April 30(Saturday)

No. 18 [Visit] Fukushima Evacuation Centers, 41 Days After the Incident at the Nuclear Power Station

 

The following is a record of the exchanges between the Prime Minister and evacuees at each center. This footage was taken by a cameraman accompanying the Prime Minister, and naturally does not show those whom the Prime Minister was unable to speak with. There were physical and temporal limits to the Prime Minister's visit, which can be overcome only by imagining the feelings of those not shown in this footage. Actually, at one point during the visit an evacuee called out to the Prime Minister, "What, just passing by? Going home already?" As those travelling with the Prime Minister hesitated momentarily about what to do, the Prime Minister himself turned back and went to talk with the person who voiced this comment. The Prime Minister will continue speaking directly with individual members of the public.

 

 

Tamura City Gymnasium, Fukushima

<A man confronts the Prime Minister to make a loud request>

Man: I understand well that you are working hard, but you need to do more!
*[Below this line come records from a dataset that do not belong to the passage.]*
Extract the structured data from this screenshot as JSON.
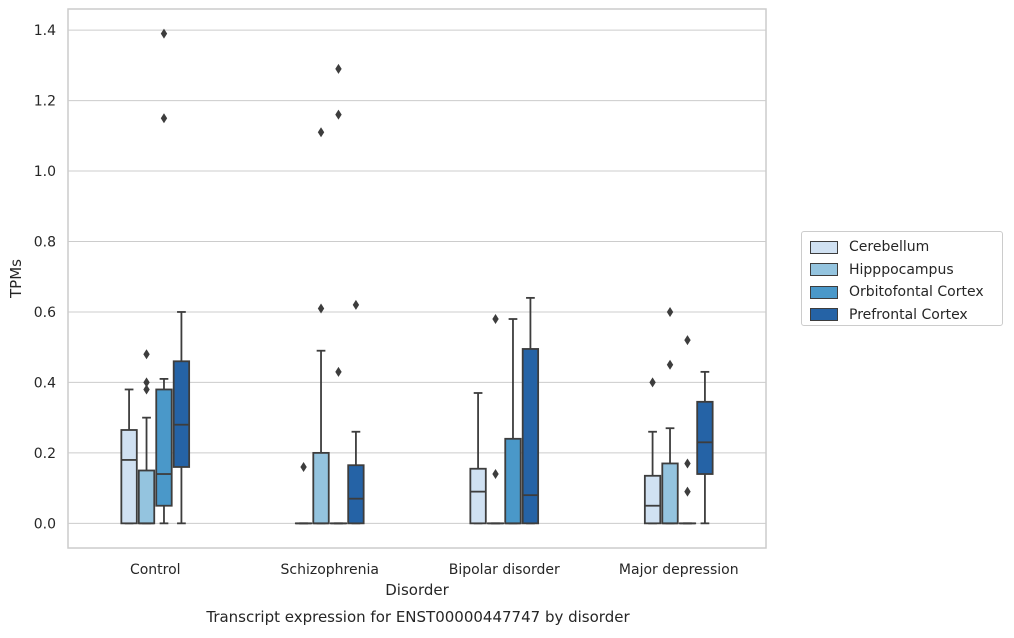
{
  "chart_data": {
    "type": "box",
    "xlabel": "Disorder",
    "ylabel": "TPMs",
    "caption": "Transcript expression for ENST00000447747 by disorder",
    "ylim": [
      -0.07,
      1.46
    ],
    "yticks": [
      0.0,
      0.2,
      0.4,
      0.6,
      0.8,
      1.0,
      1.2,
      1.4
    ],
    "ytick_labels": [
      "0.0",
      "0.2",
      "0.4",
      "0.6",
      "0.8",
      "1.0",
      "1.2",
      "1.4"
    ],
    "grid": "horizontal",
    "legend_position": "right",
    "categories": [
      "Control",
      "Schizophrenia",
      "Bipolar disorder",
      "Major depression"
    ],
    "series": [
      {
        "name": "Cerebellum",
        "color": "#d0e1f2",
        "boxes": [
          {
            "whislo": 0.0,
            "q1": 0.0,
            "med": 0.18,
            "q3": 0.265,
            "whishi": 0.38,
            "fliers": []
          },
          {
            "whislo": 0.0,
            "q1": 0.0,
            "med": 0.0,
            "q3": 0.0,
            "whishi": 0.0,
            "fliers": [
              0.16
            ]
          },
          {
            "whislo": 0.0,
            "q1": 0.0,
            "med": 0.09,
            "q3": 0.155,
            "whishi": 0.37,
            "fliers": []
          },
          {
            "whislo": 0.0,
            "q1": 0.0,
            "med": 0.05,
            "q3": 0.135,
            "whishi": 0.26,
            "fliers": [
              0.4
            ]
          }
        ]
      },
      {
        "name": "Hipppocampus",
        "color": "#94c4df",
        "boxes": [
          {
            "whislo": 0.0,
            "q1": 0.0,
            "med": 0.0,
            "q3": 0.15,
            "whishi": 0.3,
            "fliers": [
              0.38,
              0.4,
              0.48
            ]
          },
          {
            "whislo": 0.0,
            "q1": 0.0,
            "med": 0.0,
            "q3": 0.2,
            "whishi": 0.49,
            "fliers": [
              0.61,
              1.11
            ]
          },
          {
            "whislo": 0.0,
            "q1": 0.0,
            "med": 0.0,
            "q3": 0.0,
            "whishi": 0.0,
            "fliers": [
              0.14,
              0.58
            ]
          },
          {
            "whislo": 0.0,
            "q1": 0.0,
            "med": 0.0,
            "q3": 0.17,
            "whishi": 0.27,
            "fliers": [
              0.45,
              0.6
            ]
          }
        ]
      },
      {
        "name": "Orbitofontal Cortex",
        "color": "#4a98c9",
        "boxes": [
          {
            "whislo": 0.0,
            "q1": 0.05,
            "med": 0.14,
            "q3": 0.38,
            "whishi": 0.41,
            "fliers": [
              1.15,
              1.39
            ]
          },
          {
            "whislo": 0.0,
            "q1": 0.0,
            "med": 0.0,
            "q3": 0.0,
            "whishi": 0.0,
            "fliers": [
              0.43,
              1.16,
              1.29
            ]
          },
          {
            "whislo": 0.0,
            "q1": 0.0,
            "med": 0.0,
            "q3": 0.24,
            "whishi": 0.58,
            "fliers": []
          },
          {
            "whislo": 0.0,
            "q1": 0.0,
            "med": 0.0,
            "q3": 0.0,
            "whishi": 0.0,
            "fliers": [
              0.09,
              0.17,
              0.52
            ]
          }
        ]
      },
      {
        "name": "Prefrontal Cortex",
        "color": "#2563a6",
        "boxes": [
          {
            "whislo": 0.0,
            "q1": 0.16,
            "med": 0.28,
            "q3": 0.46,
            "whishi": 0.6,
            "fliers": []
          },
          {
            "whislo": 0.0,
            "q1": 0.0,
            "med": 0.07,
            "q3": 0.165,
            "whishi": 0.26,
            "fliers": [
              0.62
            ]
          },
          {
            "whislo": 0.0,
            "q1": 0.0,
            "med": 0.08,
            "q3": 0.495,
            "whishi": 0.64,
            "fliers": []
          },
          {
            "whislo": 0.0,
            "q1": 0.14,
            "med": 0.23,
            "q3": 0.345,
            "whishi": 0.43,
            "fliers": []
          }
        ]
      }
    ]
  }
}
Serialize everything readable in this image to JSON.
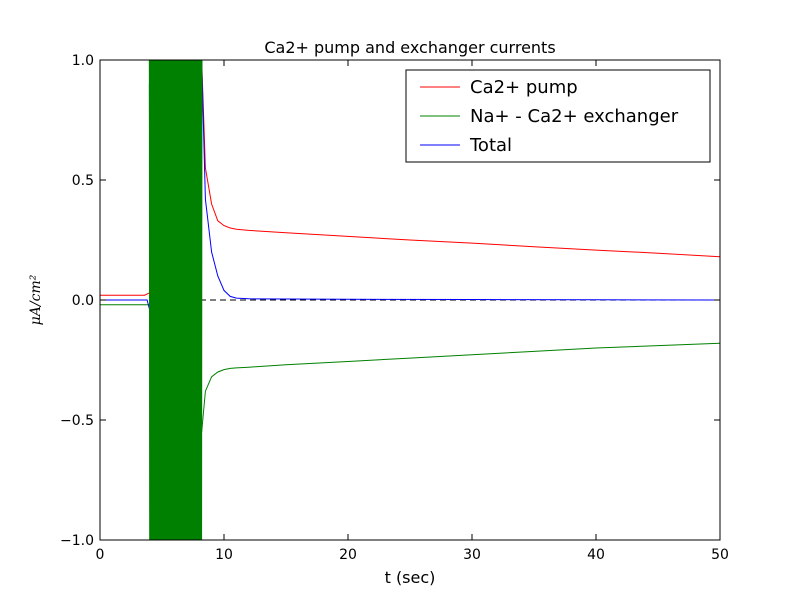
{
  "chart_data": {
    "type": "line",
    "title": "Ca2+ pump and exchanger currents",
    "xlabel": "t (sec)",
    "ylabel": "μA/cm²",
    "xlim": [
      0,
      50
    ],
    "ylim": [
      -1.0,
      1.0
    ],
    "x_ticks": [
      0,
      10,
      20,
      30,
      40,
      50
    ],
    "x_tick_labels": [
      "0",
      "10",
      "20",
      "30",
      "40",
      "50"
    ],
    "y_ticks": [
      -1.0,
      -0.5,
      0.0,
      0.5,
      1.0
    ],
    "y_tick_labels": [
      "−1.0",
      "−0.5",
      "0.0",
      "0.5",
      "1.0"
    ],
    "grid": false,
    "legend_position": "top-right",
    "reference_line": {
      "y": 0.0,
      "style": "dashed",
      "color": "#000000"
    },
    "oscillation_window": [
      4.0,
      8.2
    ],
    "series": [
      {
        "name": "Ca2+ pump",
        "color": "#ff0000",
        "x": [
          0,
          3.6,
          4.0,
          8.2,
          8.5,
          9,
          9.5,
          10,
          10.5,
          11,
          12,
          15,
          20,
          25,
          30,
          35,
          40,
          45,
          50
        ],
        "values": [
          0.02,
          0.02,
          0.03,
          1.0,
          0.55,
          0.4,
          0.33,
          0.31,
          0.3,
          0.295,
          0.29,
          0.28,
          0.265,
          0.25,
          0.237,
          0.222,
          0.208,
          0.195,
          0.18
        ]
      },
      {
        "name": "Na+ - Ca2+ exchanger",
        "color": "#008000",
        "x": [
          0,
          3.9,
          4.0,
          8.0,
          8.2,
          8.5,
          9,
          9.5,
          10,
          10.5,
          11,
          12,
          15,
          20,
          25,
          30,
          35,
          40,
          45,
          50
        ],
        "values": [
          -0.02,
          -0.02,
          -0.02,
          -1.0,
          -0.55,
          -0.38,
          -0.32,
          -0.3,
          -0.29,
          -0.285,
          -0.283,
          -0.28,
          -0.27,
          -0.256,
          -0.242,
          -0.228,
          -0.214,
          -0.2,
          -0.19,
          -0.18
        ]
      },
      {
        "name": "Total",
        "color": "#0000ff",
        "x": [
          0,
          3.8,
          3.95,
          4.0,
          8.2,
          8.5,
          9,
          9.5,
          10,
          10.5,
          11,
          12,
          15,
          20,
          30,
          40,
          50
        ],
        "values": [
          0.0,
          0.0,
          -0.03,
          -0.02,
          1.0,
          0.42,
          0.2,
          0.1,
          0.04,
          0.015,
          0.008,
          0.005,
          0.004,
          0.003,
          0.002,
          0.001,
          0.0
        ]
      }
    ]
  }
}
Please work harder to bring the situation at the nuclear power station under stable control. Please!

 

<The Prime Minister explains the no-entry zone to a woman kneeling formally alone in her room made out of cardboard>

Prime Minister: While the Government draws up its plans, the police are working hard to stop burglars from entering the area and to keep a good watch on each neighborhood. We are currently making plans so that not too long from now, residents will be able to take turns making home visits.

 

Woman: I am grateful to hear it. I appreciate your thoughtfulness.

 

Prime Minister: No, it is I who should be thanking you.

 

<A couple makes an appeal to the Prime Minister. At the back, their daughter holds her baby in her arms.>

Woman: Please do something quickly. This isn't for us - we don't have very much longer to live. But the children still have their futures ahead of them. I'm sure your work is very difficult and you are working hard, but please do something to contain the situation at the nuclear power station.

 

Prime Minister: I can only imagine how difficult it must be to live in an evacuation center for so long. For the children as well I promise to do everything I can.

 

Man: Please do.

 

Big Palette Fukushima, Koriyama City, Fukushima

The next destination was a large facility housing about 1,500 people.

 

<One after another, people shout out requests and shake hands with the Prime Minister>

Man: Please do something soon about the nuclear power station.

 

Prime Minister: I will work hard to bring the situation under stable control.

 

Woman: Please, let me visit my home.

 

Prime Minister: We are now drawing up plans for temporary visits.

 

Woman: Please let us go back home soon.

 

<The Prime Minister speaks with a couple kneeling down formally>

Prime Minister: I know things are very difficult right now.

 

Woman: Thank you for your concern. I'm glad.

 

Prime Minister: The Government and the country will do everything we can for you.

 

(Deputy Chief Cabinet Secretary Tetsuro Fukuyama: Please take care of yourself.)

 

<A woman makes a crying plea to the Prime Minister>

Woman: I want to go back home.

 

Man: We all want to go back home.

 

Prime Minister: It will take a little more time, but the Government is doing all that it can. I understand that things must be truly difficult right now.

 

<A series of handshakes>

There was one thing that the Prime Minister felt more strongly than anything else as each person approached to give him words of encouragement and shake his hand...

 

<The Prime Minister answers questions from reporters at the evacuation center>

Prime Minister: After going to the evacuation centers and listening to their stories, I asked myself whether I genuinely understood the feelings of everyone there. And I realized that we need to think about each issue more from the standpoint of the disaster victims. I strongly felt this yet again during this visit.

 

<The Prime Minister speaks to an elderly man who gets up from his bed in tears>

Prime Minister: No need to get up, you are fine where you are. Please take care of yourself.

 

Man: Thank you.

 

Prime Minister: It's truly tough right now, but please take care of yourself.

 

Young man next to the elderly man: We're counting on you.

 

Prime Minister: I'll do my best.

 

<A man whose house is 65km from the evacuation center>

Man: Mr. Prime Minister, please make Tomioka Town become as close as possible. Right now, my house is now farther away to me than the United States. If I wanted to go to the United States, I could fly there...

 

<The following day's press conference at the Prime Minister's Office>

Prime Minister: "I can visit the United States in a little over 10 hours, but I may not be able to visit my own house in weeks, maybe even months. I want to go back home soon. Please help me." ...The Government must do everything in its power to help those who had to leave their homes... I felt this yet again very strongly during my trip.